Ness is determined that the conversation her film started will continue in various forms through a local “Impact Campaign.” To that end, Charm City is being used by the Baltimore Community Mediation Center to facilitate gatherings of police and young people, as was shown in one of the movie’s scenes. The Baltimore Police Department is using the film as part of its cadet training, and the Safe Streets program is incorporating the film in its successful violence-interruption initiatives. Ness is still connected to Mr. C, supporting his efforts to work with youth who are incarcerated.
Ness has been gratified by the film’s reception – first, by the individuals whose lives were portrayed in it; then, by the city of Baltimore; and finally, by a national audience. Charm City, which is distributed by PBS, continues to open in cities around the country and will receive wider exposure when it is broadcast as part of PBS’ “Independent Lens” series in April.
A native New Yorker whose company, Big Mouth Productions, is based in Brooklyn, Ness is a two-time Emmy, Peabody, and DuPont Award-winning filmmaker. Her previous work as a director and/or producer has delved into social issues such as reproductive health care and war crimes. She is the producer on two films that are currently in the works.
Documentary filmmakers frequently work with fiscal sponsors, which allows them to accept grants and tax-deductible donations without having their own 501(c)3 tax designation. Ness says she chose Strong City as her fiscal sponsor for the same reason that she made sure to hire local camera, light, and sound technicians: “It was important for us to keep the funding in Baltimore as much as possible, and we felt the right thing was to find a local fiscal sponsor to partner with. It’s a critical relationship that enables us to do our work as social justice filmmakers.”
For Ness, the association with Strong City – which has done community-based work in Baltimore for 50 years and has been ramping up its fiscal sponsorship program – was another source of local collaboration. There were other connections: Bouadjemi had a previous relationship with Strong City as her fiscal sponsor; and Fagan Harris, whose organization Baltimore Corps is fiscally sponsored by Strong City, joined the project as an executive producer.

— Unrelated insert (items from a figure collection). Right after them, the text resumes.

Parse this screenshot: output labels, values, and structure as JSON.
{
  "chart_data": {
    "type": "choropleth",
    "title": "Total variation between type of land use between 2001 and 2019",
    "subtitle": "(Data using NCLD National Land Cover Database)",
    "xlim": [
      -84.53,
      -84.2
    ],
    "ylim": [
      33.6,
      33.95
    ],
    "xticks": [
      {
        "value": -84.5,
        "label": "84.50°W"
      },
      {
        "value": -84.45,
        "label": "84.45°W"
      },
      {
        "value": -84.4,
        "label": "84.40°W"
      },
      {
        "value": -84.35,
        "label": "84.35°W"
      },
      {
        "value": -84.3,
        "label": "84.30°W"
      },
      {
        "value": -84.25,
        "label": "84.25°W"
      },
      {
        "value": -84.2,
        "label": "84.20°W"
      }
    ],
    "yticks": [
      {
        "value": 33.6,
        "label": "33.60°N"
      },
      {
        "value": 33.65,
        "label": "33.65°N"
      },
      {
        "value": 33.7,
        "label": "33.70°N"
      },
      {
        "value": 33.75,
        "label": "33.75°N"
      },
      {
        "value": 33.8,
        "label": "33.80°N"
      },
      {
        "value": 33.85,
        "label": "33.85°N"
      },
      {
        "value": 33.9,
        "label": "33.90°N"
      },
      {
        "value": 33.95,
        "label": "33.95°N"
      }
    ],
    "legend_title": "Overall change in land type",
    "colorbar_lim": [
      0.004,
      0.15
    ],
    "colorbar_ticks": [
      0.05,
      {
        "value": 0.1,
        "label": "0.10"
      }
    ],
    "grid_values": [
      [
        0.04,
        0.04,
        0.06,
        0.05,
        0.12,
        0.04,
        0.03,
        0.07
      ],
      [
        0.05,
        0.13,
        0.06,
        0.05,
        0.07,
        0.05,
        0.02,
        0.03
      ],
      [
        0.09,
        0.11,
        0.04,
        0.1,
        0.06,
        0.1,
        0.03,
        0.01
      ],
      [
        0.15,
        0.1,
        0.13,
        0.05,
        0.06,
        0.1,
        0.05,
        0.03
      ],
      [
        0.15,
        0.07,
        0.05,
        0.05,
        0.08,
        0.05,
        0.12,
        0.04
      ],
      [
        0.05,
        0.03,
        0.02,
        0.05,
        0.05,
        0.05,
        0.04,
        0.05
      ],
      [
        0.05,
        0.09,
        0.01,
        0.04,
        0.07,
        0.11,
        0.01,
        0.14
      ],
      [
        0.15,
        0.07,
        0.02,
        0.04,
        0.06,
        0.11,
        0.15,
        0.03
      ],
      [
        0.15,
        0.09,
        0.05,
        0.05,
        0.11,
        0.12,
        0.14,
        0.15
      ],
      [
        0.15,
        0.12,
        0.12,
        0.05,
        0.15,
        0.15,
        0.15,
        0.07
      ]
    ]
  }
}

One difference between Charm City and the way some fiction and nonfiction works have portrayed the reality of Baltimore’s streets is that Ness’ film leaves plenty of room for hope, even in the face of a brutal system. Some of what happens in Charm City is absolutely devastating – and yet, she shows that the cycle of violence and heartbreak can be ended. When a group of social workers attended a screening at the SNF Parkway, one of them stood up at the Q&A afterward and said, “my faith [in my work] is renewed.”
Although Charm City does not shy away from the horrors of the streets, “We found that audiences feel hopeful when they leave the theater,” Ness says. “I have a fundamental belief that individual action does matter, that people can make a difference … We have to figure out how to support the Mr. C’s. How do you continue to support people who are fighting the root causes of violence, so the police are needed less?
“As Councilman Brandon Scott says [in the film], we have chosen to use the criminal justice system to deal with everything we can’t figure out how to fix: mental illness, poverty, addiction. We’re shining a light on alternatives to the criminal justice system in the film.”